Clerk's pencil makes way for the computer

Cheltenham bookmakers adapted remarkably well to their new technology yesterday

It was the challenge they had waited for all winter, though some had questioned whether they would be up to the task. At 1.45 yesterday afternoon, their moment of truth finally arrived. A few dozen laptop computers took a deep breath, girded their disc drives, and prepared to do battle with 16 horses and 10,000 punters.

It was the challenge they had waited for all winter, though some had questioned whether they would be up to the task. At 1.45 yesterday afternoon, their moment of truth finally arrived. A few dozen laptop computers took a deep breath, girded their disc drives, and prepared to do battle with 16 horses and 10,000 punters.

The arrival of the 21st century has been a particular shock in the betting ring, because until recently it was happily living in the 19th. Joints made from old crates, clerks writing bets into ledgers and colourful cardboard tickets all became a thing of the past on 1 January 2000.

Computers are now obligatory in the ring, but many bookies had wondered whether even the latest, hi-speed laptops would cope with the unstinting betting appetite of the Festival crowds, or whether they might instead do a passable impression of the tape recorder in Mission Impossible.

Yet the most obvious problem in the betting ring half an hour before the Supreme Novices' Hurdle was a thoroughly old-fashioned one of language and understanding. An Irish punter wanted a £30 bet with an English bookmaker. "Torty pounds, number one," he said. "Forty pounds, number one," replied the bookie as he handed him his ticket. "No, torty," said the punter. This went on for some time.

The new technology was coping well with the early trickle of punters, although Joe Connolly, over from Dublin, was a little uncertain about the electronic board he had bought to display his prices.

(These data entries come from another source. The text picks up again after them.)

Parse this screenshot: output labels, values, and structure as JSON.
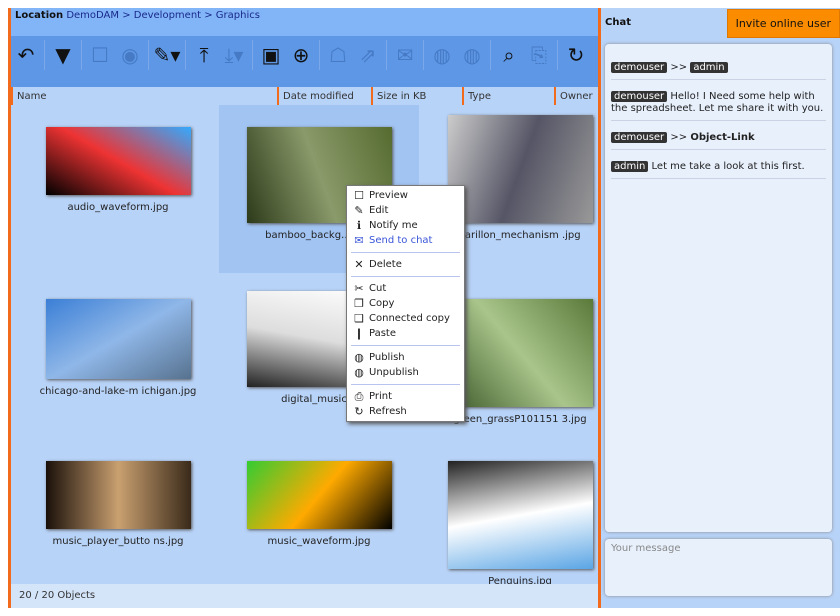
{
  "location": {
    "label": "Location",
    "path": "DemoDAM > Development > Graphics"
  },
  "toolbar": [
    "back-icon",
    "filter-icon",
    "preview-icon",
    "view-icon",
    "edit-icon",
    "upload-icon",
    "download-icon",
    "new-folder-icon",
    "new-file-icon",
    "publish-icon",
    "share-icon",
    "mail-icon",
    "globe-publish-icon",
    "globe-unpublish-icon",
    "search-icon",
    "export-icon",
    "refresh-icon"
  ],
  "columns": [
    "Name",
    "Date modified",
    "Size in KB",
    "Type",
    "Owner"
  ],
  "items": [
    {
      "name": "audio_waveform.jpg",
      "colors": [
        "#000",
        "#e33",
        "#3af"
      ]
    },
    {
      "name": "bamboo_backg… .jpg",
      "colors": [
        "#2d3a1a",
        "#8a9a6a",
        "#556b2f"
      ]
    },
    {
      "name": "carillon_mechanism .jpg",
      "colors": [
        "#ccc",
        "#556",
        "#999"
      ]
    },
    {
      "name": "chicago-and-lake-m ichigan.jpg",
      "colors": [
        "#3b7fd6",
        "#8fb7e8",
        "#57728f"
      ]
    },
    {
      "name": "digital_music…",
      "colors": [
        "#fff",
        "#ddd",
        "#222"
      ]
    },
    {
      "name": "green_grassP101151 3.jpg",
      "colors": [
        "#5a7a3a",
        "#a9c58b",
        "#3d5a2a"
      ]
    },
    {
      "name": "music_player_butto ns.jpg",
      "colors": [
        "#3a2a1a",
        "#c9a070",
        "#1a100a"
      ]
    },
    {
      "name": "music_waveform.jpg",
      "colors": [
        "#000",
        "#fa0",
        "#3c3"
      ]
    },
    {
      "name": "Penguins.jpg",
      "colors": [
        "#5aa5e5",
        "#fff",
        "#222"
      ]
    }
  ],
  "context_menu": {
    "groups": [
      [
        {
          "label": "Preview",
          "icon": "☐"
        },
        {
          "label": "Edit",
          "icon": "✎"
        },
        {
          "label": "Notify me",
          "icon": "ℹ"
        },
        {
          "label": "Send to chat",
          "icon": "✉",
          "highlight": true
        }
      ],
      [
        {
          "label": "Delete",
          "icon": "✕"
        }
      ],
      [
        {
          "label": "Cut",
          "icon": "✂"
        },
        {
          "label": "Copy",
          "icon": "❐"
        },
        {
          "label": "Connected copy",
          "icon": "❑"
        },
        {
          "label": "Paste",
          "icon": "❙"
        }
      ],
      [
        {
          "label": "Publish",
          "icon": "◍"
        },
        {
          "label": "Unpublish",
          "icon": "◍"
        }
      ],
      [
        {
          "label": "Print",
          "icon": "⎙"
        },
        {
          "label": "Refresh",
          "icon": "↻"
        }
      ]
    ]
  },
  "status": "20 / 20 Objects",
  "chat": {
    "title": "Chat",
    "invite": "Invite online user",
    "messages": [
      {
        "user": "demouser",
        "text": ">>",
        "to": "admin"
      },
      {
        "user": "demouser",
        "text": "Hello! I Need some help with the spreadsheet. Let me share it with you."
      },
      {
        "user": "demouser",
        "text": ">>",
        "bold": "Object-Link"
      },
      {
        "user": "admin",
        "text": "Let me take a look at this first."
      }
    ],
    "placeholder": "Your message"
  },
  "colors": {
    "accent": "#f26a1b",
    "invite": "#fb8c00",
    "toolbar": "#5d97e6"
  }
}
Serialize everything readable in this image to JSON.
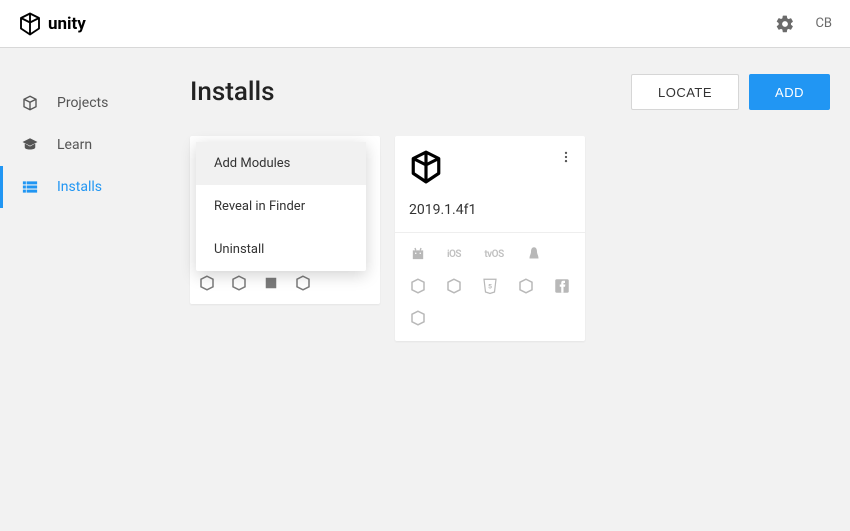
{
  "header": {
    "brand": "unity",
    "user_initials": "CB"
  },
  "sidebar": {
    "items": [
      {
        "label": "Projects"
      },
      {
        "label": "Learn"
      },
      {
        "label": "Installs"
      }
    ]
  },
  "main": {
    "title": "Installs",
    "locate_label": "LOCATE",
    "add_label": "ADD"
  },
  "context_menu": {
    "add_modules": "Add Modules",
    "reveal": "Reveal in Finder",
    "uninstall": "Uninstall"
  },
  "install_card": {
    "version": "2019.1.4f1",
    "platform_ios": "iOS",
    "platform_tvos": "tvOS"
  }
}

It was certainly brave to unveil it at the Festival, but as he tried to change the price of a horse, and managed only to blank the entire screen, you could almost see his hands twitching for a piece of chalk and a scrap of rag. How did his clerk think the computers would hold up? He smiled, opened his arms wide, and looked towards the heavens. At precisely that moment, a black cloud appeared over the top of the grandstand. Computers, as anyone who has spilled a cup of tea into a keyboard will tell you, do not like moisture. It was not a promising omen.

Some bookies, though, had thought ahead. Wendy Perry, from the west country, was using an army-issue laptop, designed to work on a battlefield - which is what the betting ring was about to become.

Perry has quickly learned to love her laptop. "A good clerk with a pencil", she said, "will always beat this system when it comes to getting the bets in, but they won't be able to get the figures up as well. He may have an idea of how they stand, but the bookie is still betting almost blind."

Computers, on the other hand, tell the bookies second-by-second exactly how much they stand to win or lose. It could become a new pastime for punters - standing behind the joint and watching the numbers ebb and flow on the screen. Five minutes before the off yesterday, as bets flew out of the printer every three or four seconds, Luke McMahon's list told a stark story. There was a total of almost £12,000 in his book, and a black figure against every name - except one. The sum against Youlneverwalkalone, the favourite, was written in red - £10,000. If it won, McMahon would be paying out ten grand more than he had taken.

Then his phone rang. Someone back in Ireland wanted 4,000 punts on the favourite. The red figure soared even higher. McMahon decided to lay some of it off, but even so, when the tapes went up and the whole ring roared, Youlneverwalkalone stood to lose him £7,000.

The ring was relatively silent as Sausalito Bay passed the post in front, and none of the bookmakers had the poor taste to actually cheer the 14-1 chance home. For McMahon, he was a winner to the tune of £7,500.

So did his clerk like the new system? "Brilliant," she gasped, as if she had been holding her breath for the last four minutes. "Fantastic." Whether she meant the computer, or the result, was not clear, but overall the result of the first race was beyond doubt. It was a crushing victory for the layers - and their electronic friends.